蒋纬国留学回来,看到一本书中写道:蒋纬国并不是蒋介石亲生,生父是戴季陶,生母是日本女子重松金子。
1940年冬天,蒋纬国从德国留学回到重庆。他在宋美龄的书房里随手拿起一本美国人写的《亚洲内幕》,翻开书页,一行字直接戳进眼睛里——书上说蒋纬国并非蒋介石亲生,生父是戴季陶,生母是日本女子重松金子。
他捏着书页的手开始哆嗦,二十多年的人生像被人在底下点了一把火。他没敢拿着书去问蒋介石,思来想去,直接去找戴季陶,那个他从小叫“亲伯”的人。
戴季陶是蒋介石的结拜兄弟。1914年前后两人一起流亡日本,在东京同住一间屋子。
戴季陶那时候生病住院,照顾他的护士就是重松金子,一个日本姑娘。两人处出了感情,走到了一起。
1916年10月6日,重松金子在东京生下了一个男孩。孩子落地的时候戴季陶已经回了中国,重松金子托人带话,说要把孩子送过来。戴季陶一听就犯了难,他在国内有妻子钮有恒,性子刚烈,他不敢把这事捅出来。

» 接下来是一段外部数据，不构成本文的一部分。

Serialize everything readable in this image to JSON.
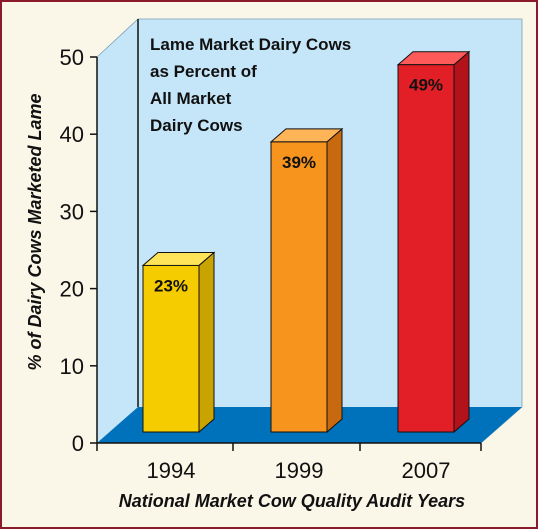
{
  "chart_data": {
    "type": "bar",
    "categories": [
      "1994",
      "1999",
      "2007"
    ],
    "values": [
      23,
      39,
      49
    ],
    "data_labels": [
      "23%",
      "39%",
      "49%"
    ],
    "bar_colors": [
      "#f5cc00",
      "#f7941d",
      "#e21f26"
    ],
    "ylabel": "% of Dairy Cows Marketed Lame",
    "xlabel": "National Market Cow Quality Audit Years",
    "ylim": [
      0,
      50
    ],
    "yticks": [
      0,
      10,
      20,
      30,
      40,
      50
    ],
    "annotation": [
      "Lame Market Dairy Cows",
      "as Percent of",
      "All Market",
      "Dairy Cows"
    ],
    "grid": false,
    "legend": "none"
  },
  "colors": {
    "background": "#fbf7e8",
    "frame": "#8b1a2b",
    "back_wall": "#c5e6f8",
    "floor": "#0072bc"
  }
}
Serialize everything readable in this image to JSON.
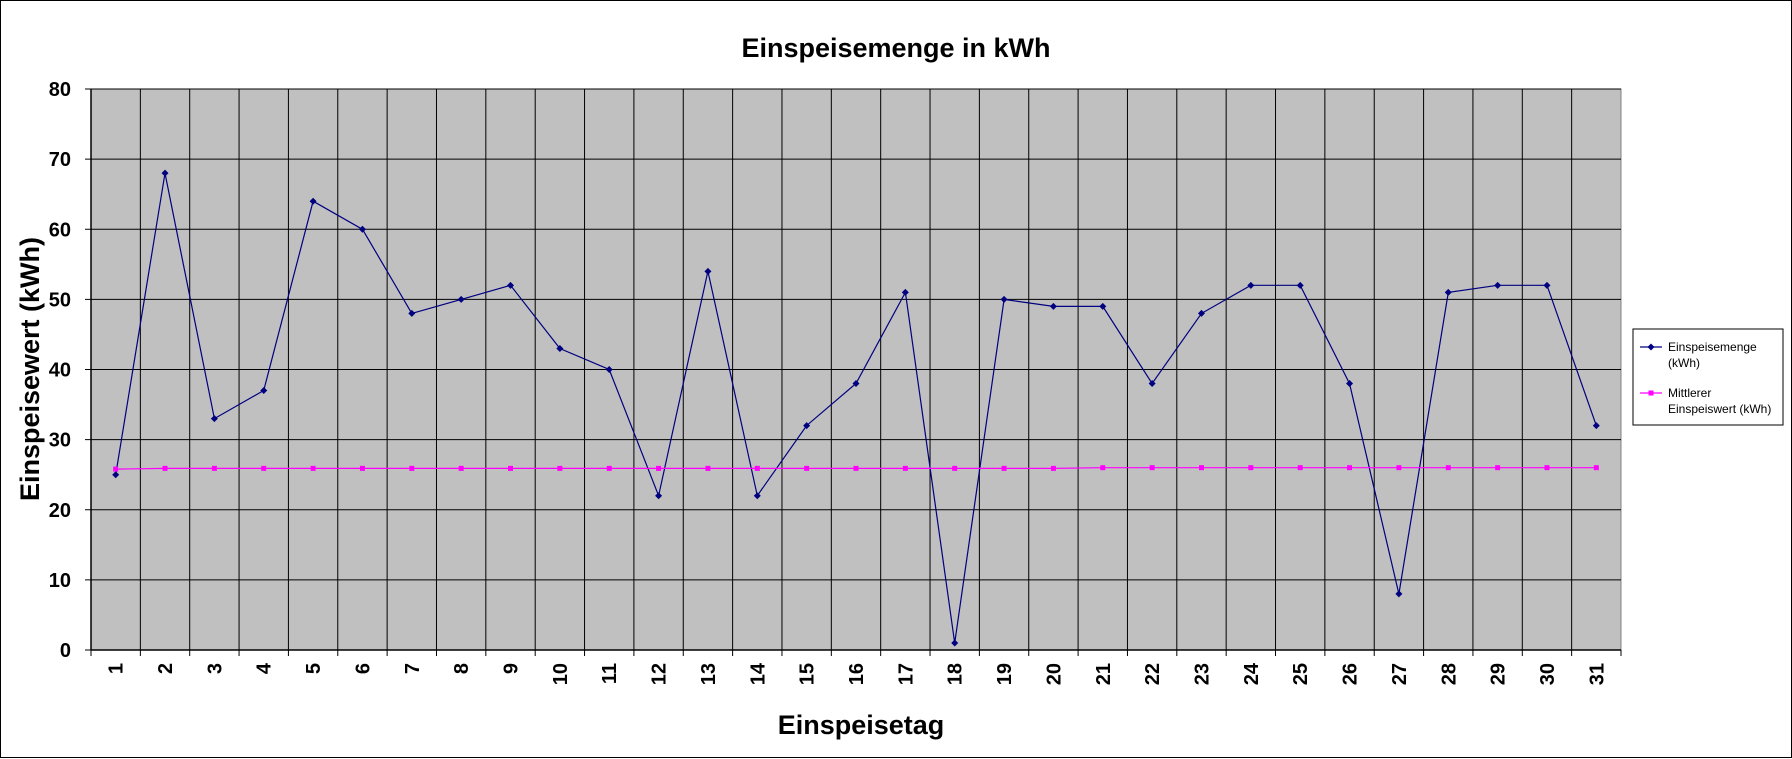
{
  "chart_data": {
    "type": "line",
    "title": "Einspeisemenge in kWh",
    "xlabel": "Einspeisetag",
    "ylabel": "Einspeisewert  (kWh)",
    "categories": [
      "1",
      "2",
      "3",
      "4",
      "5",
      "6",
      "7",
      "8",
      "9",
      "10",
      "11",
      "12",
      "13",
      "14",
      "15",
      "16",
      "17",
      "18",
      "19",
      "20",
      "21",
      "22",
      "23",
      "24",
      "25",
      "26",
      "27",
      "28",
      "29",
      "30",
      "31"
    ],
    "ylim": [
      0,
      80
    ],
    "yticks": [
      0,
      10,
      20,
      30,
      40,
      50,
      60,
      70,
      80
    ],
    "grid": true,
    "legend_position": "right",
    "plot_background": "#c0c0c0",
    "series": [
      {
        "name": "Einspeisemenge (kWh)",
        "legend_lines": [
          "Einspeisemenge",
          "(kWh)"
        ],
        "color": "#000080",
        "marker": "diamond",
        "values": [
          25,
          68,
          33,
          37,
          64,
          60,
          48,
          50,
          52,
          43,
          40,
          22,
          54,
          22,
          32,
          38,
          51,
          1,
          50,
          49,
          49,
          38,
          48,
          52,
          52,
          38,
          8,
          51,
          52,
          52,
          32
        ]
      },
      {
        "name": "Mittlerer Einspeiswert (kWh)",
        "legend_lines": [
          "Mittlerer",
          "Einspeiswert (kWh)"
        ],
        "color": "#ff00ff",
        "marker": "square",
        "values": [
          25.8,
          25.9,
          25.9,
          25.9,
          25.9,
          25.9,
          25.9,
          25.9,
          25.9,
          25.9,
          25.9,
          25.9,
          25.9,
          25.9,
          25.9,
          25.9,
          25.9,
          25.9,
          25.9,
          25.9,
          26,
          26,
          26,
          26,
          26,
          26,
          26,
          26,
          26,
          26,
          26
        ]
      }
    ]
  }
}
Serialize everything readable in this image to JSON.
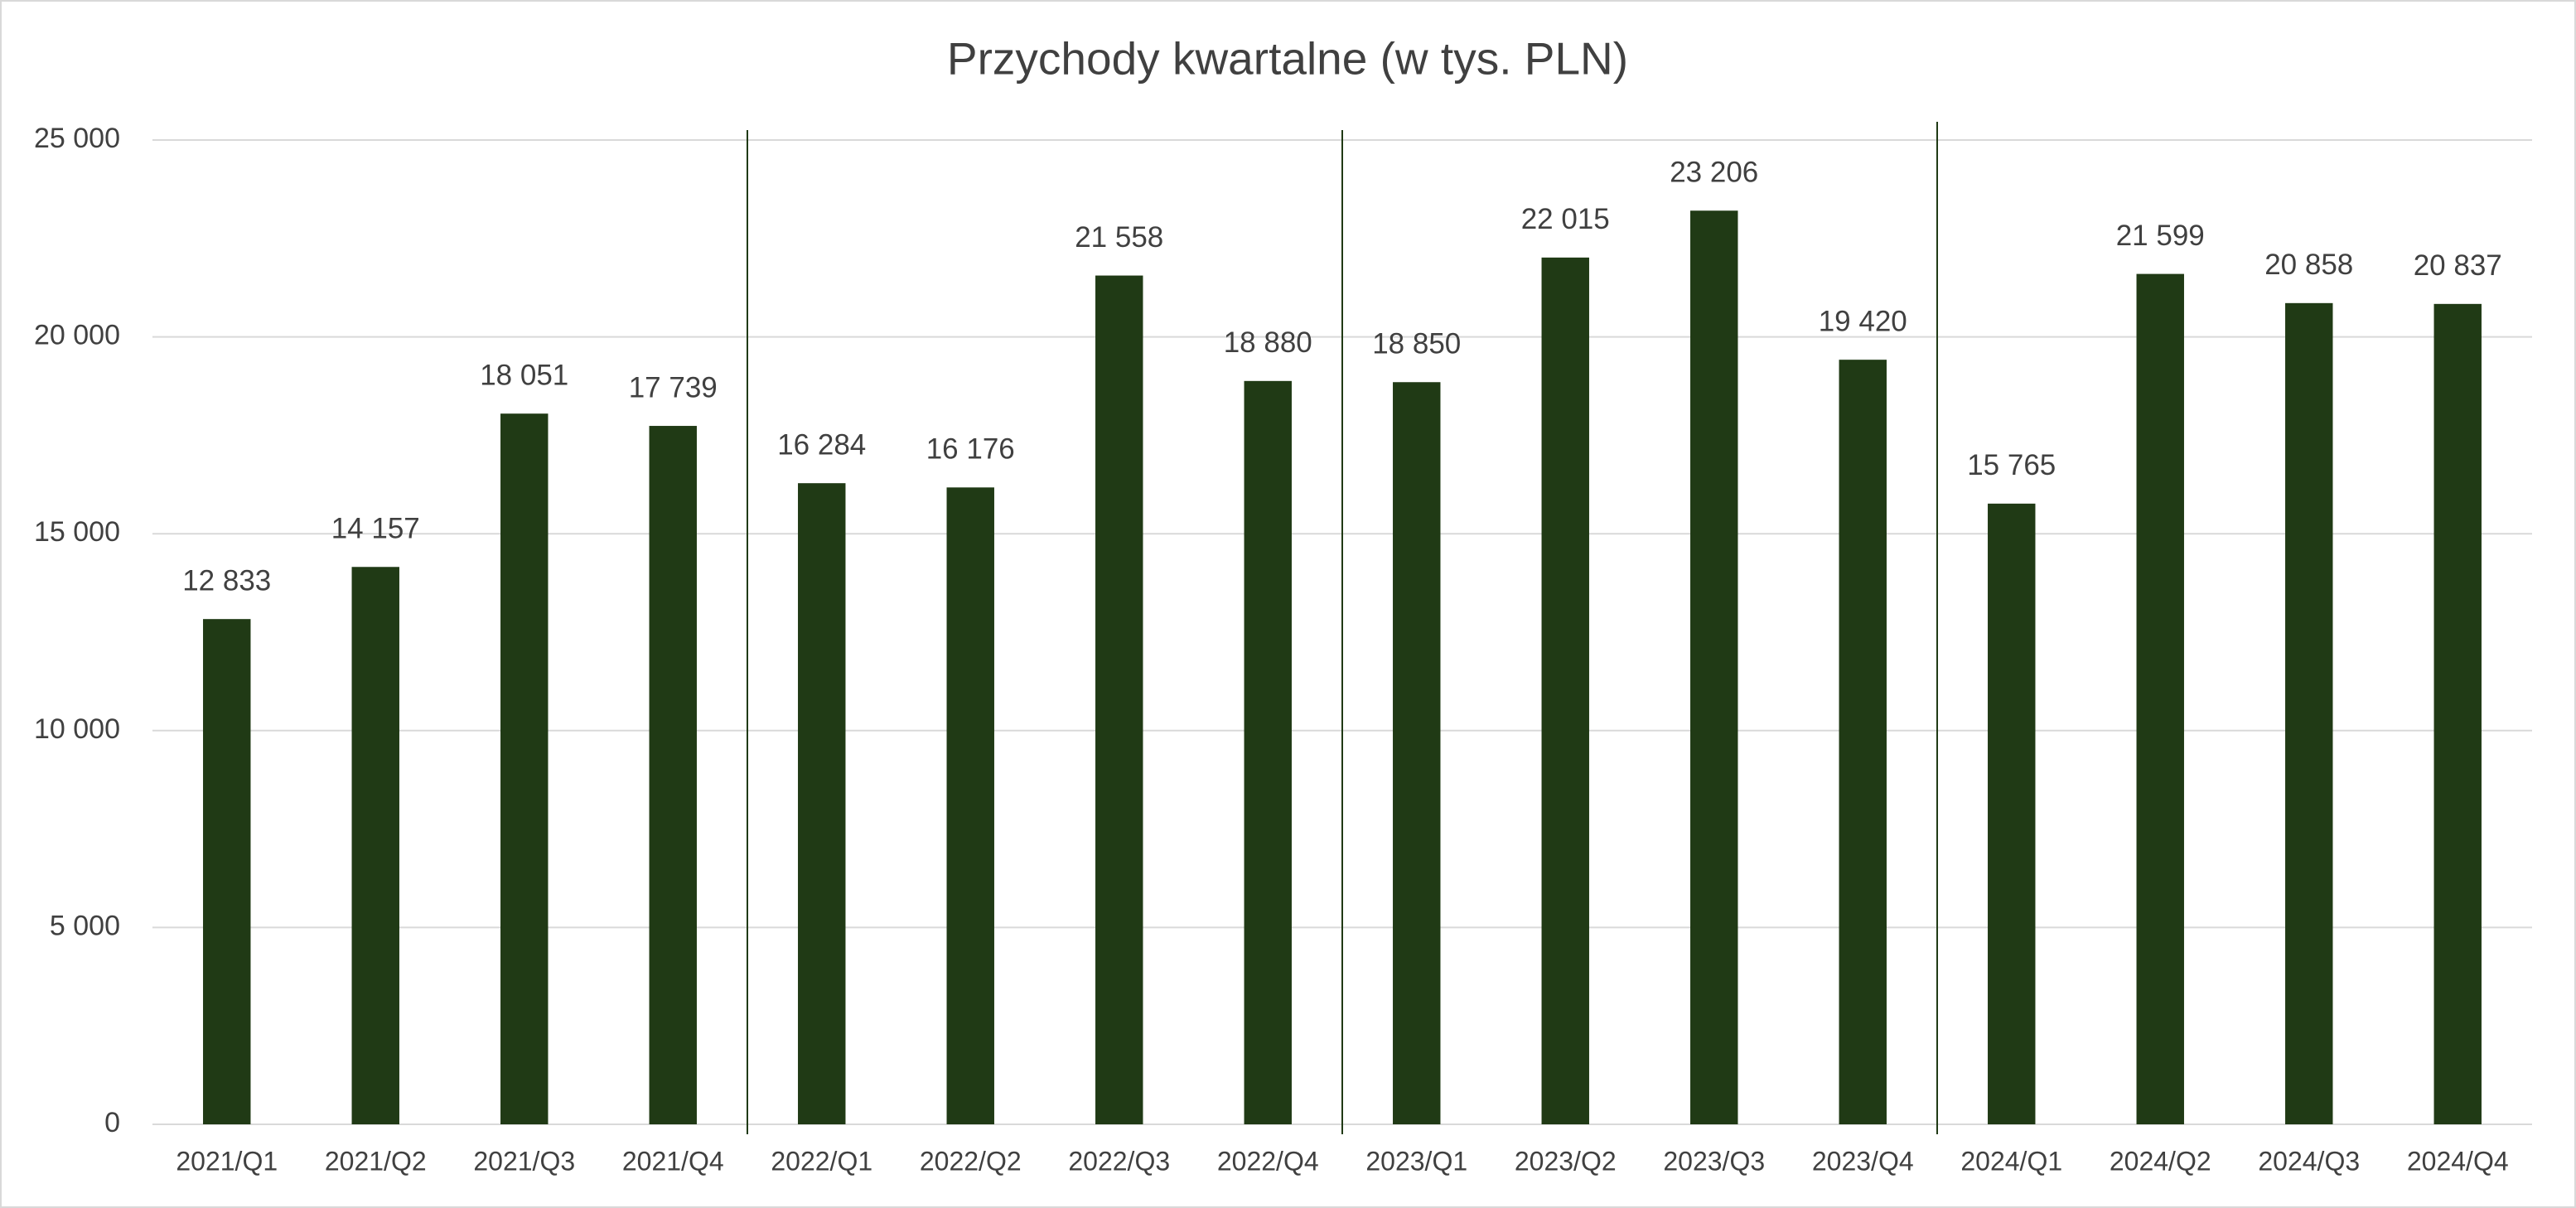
{
  "chart_data": {
    "type": "bar",
    "title": "Przychody kwartalne (w tys. PLN)",
    "categories": [
      "2021/Q1",
      "2021/Q2",
      "2021/Q3",
      "2021/Q4",
      "2022/Q1",
      "2022/Q2",
      "2022/Q3",
      "2022/Q4",
      "2023/Q1",
      "2023/Q2",
      "2023/Q3",
      "2023/Q4",
      "2024/Q1",
      "2024/Q2",
      "2024/Q3",
      "2024/Q4"
    ],
    "values": [
      12833,
      14157,
      18051,
      17739,
      16284,
      16176,
      21558,
      18880,
      18850,
      22015,
      23206,
      19420,
      15765,
      21599,
      20858,
      20837
    ],
    "value_labels": [
      "12 833",
      "14 157",
      "18 051",
      "17 739",
      "16 284",
      "16 176",
      "21 558",
      "18 880",
      "18 850",
      "22 015",
      "23 206",
      "19 420",
      "15 765",
      "21 599",
      "20 858",
      "20 837"
    ],
    "color": "#203a15",
    "ylim": [
      0,
      25000
    ],
    "yticks": [
      0,
      {
        "value": 5000,
        "label": "5 000"
      },
      {
        "value": 10000,
        "label": "10 000"
      },
      {
        "value": 15000,
        "label": "15 000"
      },
      {
        "value": 20000,
        "label": "20 000"
      },
      {
        "value": 25000,
        "label": "25 000"
      }
    ],
    "grid": true
  }
}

戴季陶找到蒋介石商量。两人关系铁,在日本同吃同住,回国又是同志。蒋介石这边正好有个空当——他亲弟弟蒋瑞青四岁就没了,蒋母王太夫人一直念叨小儿子断了香火。
蒋介石答应帮戴季陶这个忙。孩子由日本人山田纯三郎从东京抱到上海,交到蒋介石手上。蒋介石给这孩子取名纬国,交给侧室姚冶诚抚养,对外只说是自己的二儿子。
蒋经国字建丰,蒋纬国字建镐,丰镐两个字就是从蒋家老宅“丰镐房”来的。
蒋纬国从小就觉得家里有些事没人跟他讲透。养母姚冶诚只说他生母是个日本人,再多就没有了。

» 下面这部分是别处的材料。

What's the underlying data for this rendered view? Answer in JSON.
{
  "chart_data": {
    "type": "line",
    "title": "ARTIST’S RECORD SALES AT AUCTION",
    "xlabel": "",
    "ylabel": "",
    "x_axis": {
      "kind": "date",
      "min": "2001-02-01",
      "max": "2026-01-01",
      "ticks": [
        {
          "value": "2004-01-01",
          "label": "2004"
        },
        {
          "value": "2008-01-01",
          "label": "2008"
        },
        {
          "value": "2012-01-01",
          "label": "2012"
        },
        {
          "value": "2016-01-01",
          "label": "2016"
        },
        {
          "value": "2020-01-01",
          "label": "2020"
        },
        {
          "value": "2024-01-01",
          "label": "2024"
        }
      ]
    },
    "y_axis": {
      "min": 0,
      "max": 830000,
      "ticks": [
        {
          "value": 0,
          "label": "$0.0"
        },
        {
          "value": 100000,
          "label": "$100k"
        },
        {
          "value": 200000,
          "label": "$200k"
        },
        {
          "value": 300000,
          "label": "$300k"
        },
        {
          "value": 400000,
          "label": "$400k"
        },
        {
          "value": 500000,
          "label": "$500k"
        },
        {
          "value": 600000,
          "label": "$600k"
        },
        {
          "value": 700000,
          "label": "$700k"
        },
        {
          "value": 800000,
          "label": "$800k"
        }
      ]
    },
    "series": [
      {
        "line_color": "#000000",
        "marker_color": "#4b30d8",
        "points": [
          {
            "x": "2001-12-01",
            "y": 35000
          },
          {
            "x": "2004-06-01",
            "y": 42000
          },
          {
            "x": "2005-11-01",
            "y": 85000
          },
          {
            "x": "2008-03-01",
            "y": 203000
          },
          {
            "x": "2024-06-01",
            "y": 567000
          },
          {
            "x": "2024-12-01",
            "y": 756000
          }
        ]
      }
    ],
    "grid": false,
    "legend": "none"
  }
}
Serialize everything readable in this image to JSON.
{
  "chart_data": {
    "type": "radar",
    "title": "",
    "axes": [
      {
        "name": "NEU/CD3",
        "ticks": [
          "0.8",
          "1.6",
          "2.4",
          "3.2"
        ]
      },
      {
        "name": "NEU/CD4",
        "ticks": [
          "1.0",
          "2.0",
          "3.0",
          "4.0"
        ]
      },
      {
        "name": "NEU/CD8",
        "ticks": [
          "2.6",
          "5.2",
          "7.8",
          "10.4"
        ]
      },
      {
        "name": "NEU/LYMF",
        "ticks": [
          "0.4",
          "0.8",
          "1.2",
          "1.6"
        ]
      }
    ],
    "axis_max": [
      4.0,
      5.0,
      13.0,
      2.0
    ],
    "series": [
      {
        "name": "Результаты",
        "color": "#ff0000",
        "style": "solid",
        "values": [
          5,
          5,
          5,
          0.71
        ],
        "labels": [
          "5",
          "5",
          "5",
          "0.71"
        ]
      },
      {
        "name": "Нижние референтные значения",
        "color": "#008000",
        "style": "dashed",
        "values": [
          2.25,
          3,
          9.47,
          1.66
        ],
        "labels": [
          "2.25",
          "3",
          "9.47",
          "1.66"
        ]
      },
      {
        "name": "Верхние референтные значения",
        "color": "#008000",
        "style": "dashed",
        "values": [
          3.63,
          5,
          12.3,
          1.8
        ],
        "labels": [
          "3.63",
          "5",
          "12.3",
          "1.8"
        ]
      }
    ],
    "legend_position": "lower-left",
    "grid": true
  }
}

蒋介石带他散步、读书,后来送他去德国读军校,加入山地兵团拿少尉军衔,又去美国学装甲兵。培养力度一点不比蒋经国差。但那本《亚洲内幕》把埋了二十多年的疑问全掀翻了。
蒋纬国攥着书去找戴季陶。戴季陶没有直接答话,从屋里拿出一张蒋介石的十二寸带框照片,又递过来一面镜子。照片搁左边,镜子放中间。他让蒋纬国坐到镜子前面,问他:“你觉得像这边的,还是像那边的?”
这边指的是蒋介石,那边指的是戴季陶自己。蒋纬国看看照片,又看看镜子里自己的脸,说好像还是像蒋介石多一些。
戴季陶笑了一声:“那不就结了吗?”这句话轻飘飘的,蒋纬国心里的疙瘩反而更紧了。
戴季陶后来在公开场合还说过一个版本,讲蒋纬国其实是蒋介石和重松金子生的。这个说法漏洞不少,当时信的人不多,但替戴季陶挡了不少闲话。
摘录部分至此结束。